To friends, Imtiaz Bazaz was a publisher of tourist magazines, a part-time private detective, and a supporter of Kashmir's 13-year struggle for self-determination.

But to Indian police, Mr. Bazaz was a bagman for terrorist groups. According to a six-month investigation that led to his arrest in May, Bazaz was the key link in a money trail between British charity groups, Kashmiri politicians, and members of violent Kashmiri terrorist groups. The case illustrates what it takes to keep funds out of the hands of terrorist groups – from homegrown varieties like Kashmir's Hizbul Mujahideen to the more international Al Qaeda. Chasing a money trail may not be as exciting as ferreting into Afghan caves, but police say it could be the crucial step in preventing terrorist groups from carrying out another large-scale attack.

"It's a total war," says A.K. Suri, director general of police in Jammu and Kashmir. "You have to ensure that you bring about a financial squeeze in order to be sure the supply of weapons is stopped."

It's not an easy task, especially since today's terrorist groups don't require a lot of money to do their work. The combined assets of the 19 hijackers in the Sept. 11 attacks, for example, was about $300,000.

For America and its allies in the war on terror, the cornerstone of the underground banking system is an age-old business called hawala. Based entirely on trust, hawala dates back centuries to the Silk Road caravans, when traders were reluctant to transport massive amounts of cash through lands filled with nomadic raiders. Instead they carried letters of credit from a merchant in one city and received cash from a separate merchant at the next destination. Accounts were settled later, when another trader passed through in the opposite direction.

Today's hawala dealers conclude their deals by e-mail and faxes instead of letters of credit, providing perhaps the world's closest example of what Bill Gates called friction-free commerce. Faster than an ATM, hawala has no paper trail and shields customers from tax authorities or intelligence agents.

While President Bush has launched a flurry of US initiatives – from freezing assets of accused terrorist groups to setting up a Financial Action Task Force to combat money laundering – experts say there have been few victories.

Even with substantial antiterrorist legislation to regulate financial transfers, hawala is still legal in the US. As a result, many local police don't know what it is, or don't consider it worth investigating.

"Prior to Sept. 11, nobody in the West took hawala seriously," says Harjit Sandhu, a former Indian policeman and now a financial crimes and terrorism expert on the panel of advisers to the United Nations Security Council. "After Sept. 11, things are changing, but then again, after every major terrorist attack the bureaucracies all talk of lessons learned, and after a few days, everything goes back to square one."

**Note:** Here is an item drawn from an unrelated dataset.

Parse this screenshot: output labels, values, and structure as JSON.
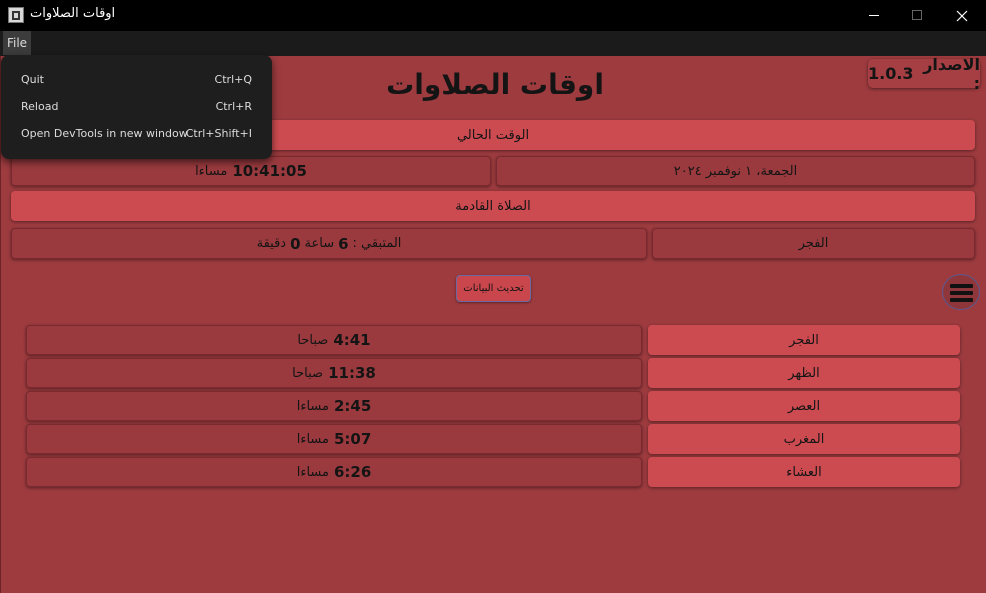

In India, on the other hand, hawala is a major violation of foreign-exchange laws, punishable by decades in prison. It's also extremely pervasive, police sources say – even rich businessmen and powerful politicians use it for taking bribes or shielding their assets from taxation.

"In India, it's been used to pay for insurgency in Kashmir, and Al Qaeda has used it in order to send money to those jokers in Pakistan," says Jyoti Trehan, inspector general for the Punjab Armed Police and India's top expert on underground banking. "It's certainly not in the interest of my country to encourage hawala.... But for politicians and criminals, it's a handy tool."

In India alone, according to Interpol intelligence sources, the size of the hawala could be nearly 40 percent of India's gross domestic product. In 1998, the latest figures available, the amount of money in India's hawala system was estimated at $680 billion, roughly the size of Canada's entire economy.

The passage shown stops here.